Web-Archiving: Web-Archives as Institutional Records

Friday, July 14, 2017 09:00

Ed Pinsent by Ed Pinsent

In my last in this series of blog posts about IIPC 2017, I'll look at the work of Gregory Wiedeman at Albany SUNY.

He is doing two things that are sure to gladden the heart of any archivist. First, he is treating his Institutional web archives as records that require permanent preservation. Secondly, he is attempting to apply traditional archival arrangement and description to his web captures. His experiences have taught him that neither one of these things is easy.

Firstly, I'm personally delighted to hear someone say that web archives might be records; I would agree. One reason I like it is because the way mainstream web-archiving seems to have evolved is in favour of something akin to the "library" model – where a website is treated as a book, with a title, author and subject. For researchers, that might be a model that's more aligned to their understanding and methods. Not that I am against it; I am just making an observation.

I first heard Seamus Ross make the observation "can websites be records?" some 11 years ago, and I think it is a useful way of regarding certain classes of web content, which I would encourage. When I worked on the Jisc PoWR project, one of the assumptions I made was that a University would be using its website to store, promote or promulgate content directly relevant to its institutional mission and functions. In doing this, a University starts to generate born-digital records, whether as HTML pages or PDF attachments. What I am concerned with is when these are the only copies of such records. Yet quite often we find that the University archivist is not involved in their capture, storage, or preservation.

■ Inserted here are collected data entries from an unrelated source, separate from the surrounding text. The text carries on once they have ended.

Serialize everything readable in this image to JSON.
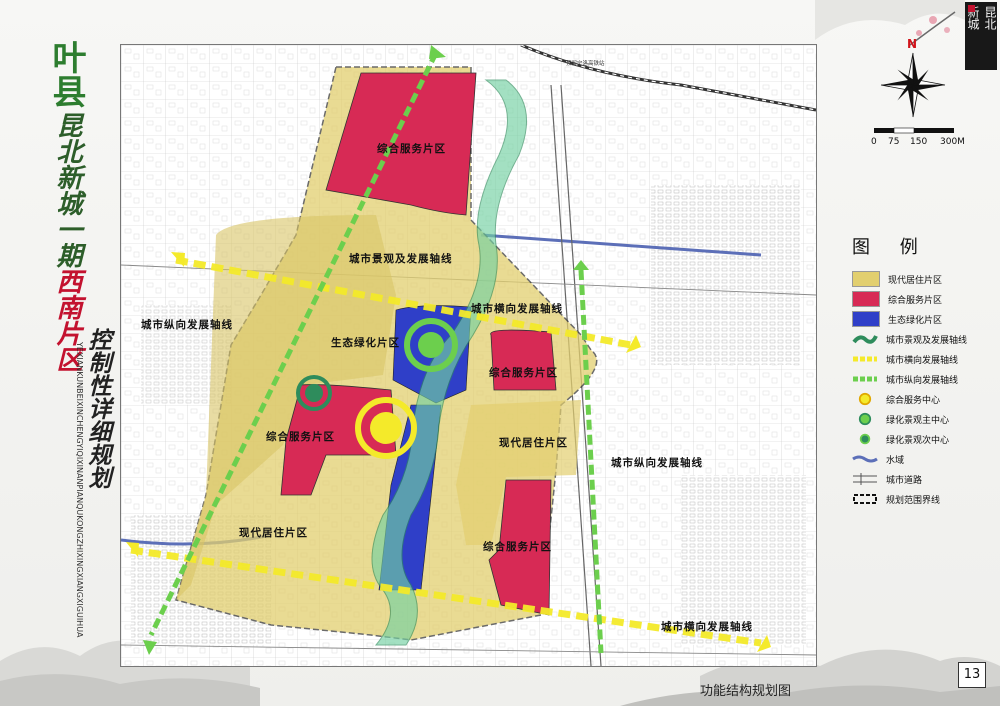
{
  "title": {
    "county": "叶县",
    "project": "昆北新城一期",
    "zone": "西南片区",
    "subtitle": "控制性详细规划",
    "pinyin": "YEXIANKUNBEIXINCHENGYIQIXINANPIANQUKONGZHIXINGXIANGXIGUIHUA"
  },
  "seal": {
    "line1": "昆北",
    "line2": "新城"
  },
  "compass": {
    "north_label": "N"
  },
  "scale_bar": {
    "ticks": [
      "0",
      "75",
      "150",
      "300M"
    ]
  },
  "legend": {
    "title": "图 例",
    "items": [
      {
        "label": "现代居住片区",
        "symbol": "yellow-fill"
      },
      {
        "label": "综合服务片区",
        "symbol": "red-fill"
      },
      {
        "label": "生态绿化片区",
        "symbol": "blue-fill"
      },
      {
        "label": "城市景观及发展轴线",
        "symbol": "green-arrow-axis"
      },
      {
        "label": "城市横向发展轴线",
        "symbol": "yellow-dashed-axis"
      },
      {
        "label": "城市纵向发展轴线",
        "symbol": "green-dashed-axis"
      },
      {
        "label": "综合服务中心",
        "symbol": "yellow-circle"
      },
      {
        "label": "绿化景观主中心",
        "symbol": "green-circle-large"
      },
      {
        "label": "绿化景观次中心",
        "symbol": "green-circle-small"
      },
      {
        "label": "水域",
        "symbol": "water-line"
      },
      {
        "label": "城市道路",
        "symbol": "road-lines"
      },
      {
        "label": "规划范围界线",
        "symbol": "boundary-dashed"
      }
    ]
  },
  "colors": {
    "residential": "#e2cf6f",
    "service": "#d72a55",
    "ecology": "#2f3fc8",
    "axis_green": "#6ccf4d",
    "axis_yellow": "#f4ea2a",
    "landscape": "#73d1a2"
  },
  "map_labels": {
    "service_north": "综合服务片区",
    "landscape_axis": "城市景观及发展轴线",
    "horizontal_axis_north": "城市横向发展轴线",
    "vertical_axis_west": "城市纵向发展轴线",
    "ecology_zone": "生态绿化片区",
    "service_east": "综合服务片区",
    "service_west": "综合服务片区",
    "residential_east": "现代居住片区",
    "vertical_axis_east": "城市纵向发展轴线",
    "residential_southwest": "现代居住片区",
    "service_south": "综合服务片区",
    "horizontal_axis_south": "城市横向发展轴线",
    "railway_note": "预留宁洛高铁站"
  },
  "caption": "功能结构规划图",
  "page_number": "13"
}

The problem becomes even more poignant when we see how important record/archival material that was originally generated in paper form, such as a prospectus, is shifting over to the web. There may or may not be a clear cut-off point for when and how this happens. The archivist may notice that they aren't receiving printed prospectuses any more. Who is the owner of the digital version, and how can we ensure the pages aren't simply disposed of by the web master when expired? Later at the RESAW conference I heard a similar and even more extreme example of this unhappy scenario, from Federico Nanni and his attempts to piece together the history of the University of Bologna website.

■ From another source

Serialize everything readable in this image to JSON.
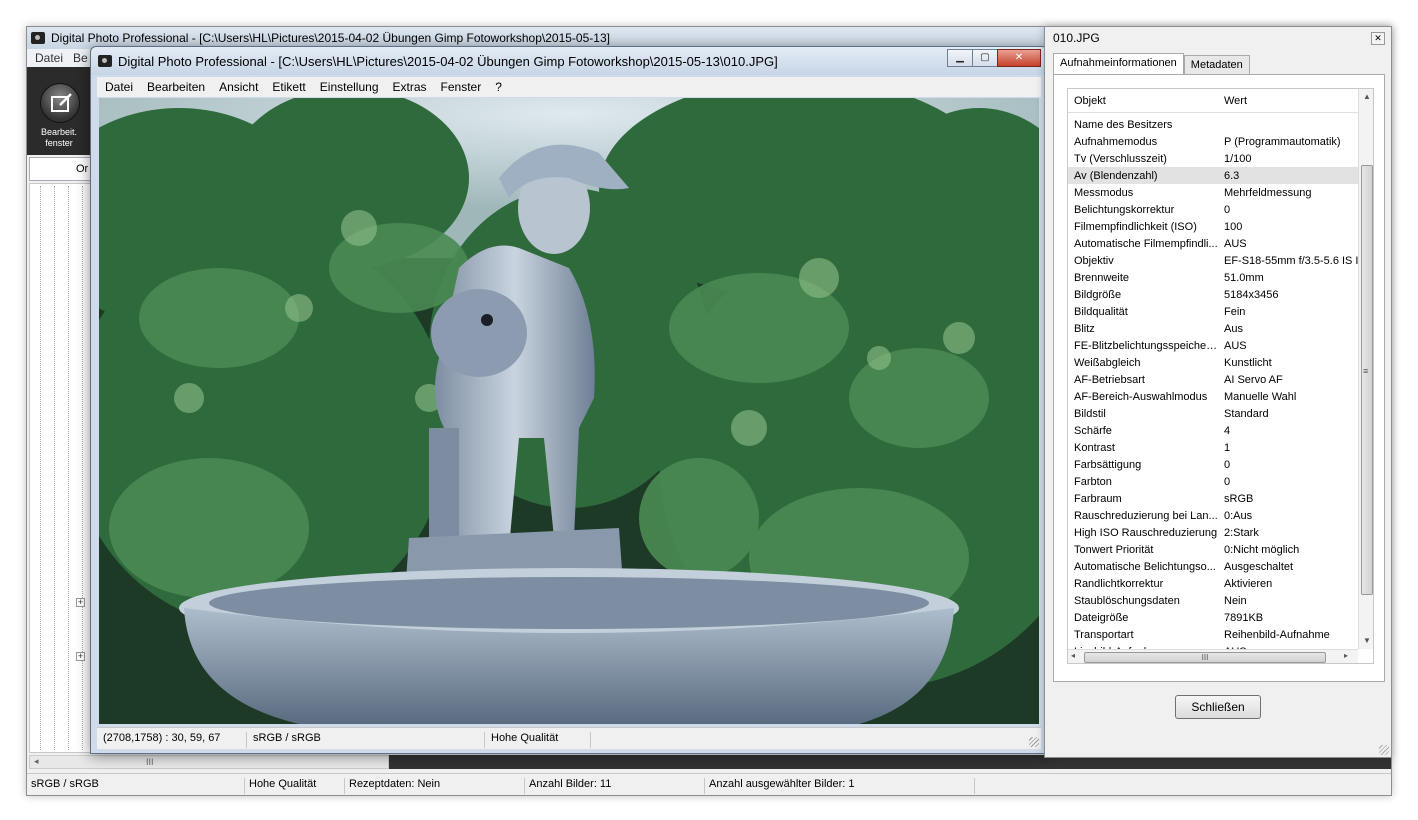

However, none of this has stopped Gregory Wiedeman from performing his duty of archival care. He is clear: Albany is a public university, subject to state records laws; therefore, certain records must be kept. He sees the continuity between the website and existing collections at the University, even to the point where web pages have their paper equivalents; he is aware of overlap between existing printed content and web content; he knows about embedded documents and PDFs on web pages; and is aware of interactive sites, which may create transient but important records through interactions.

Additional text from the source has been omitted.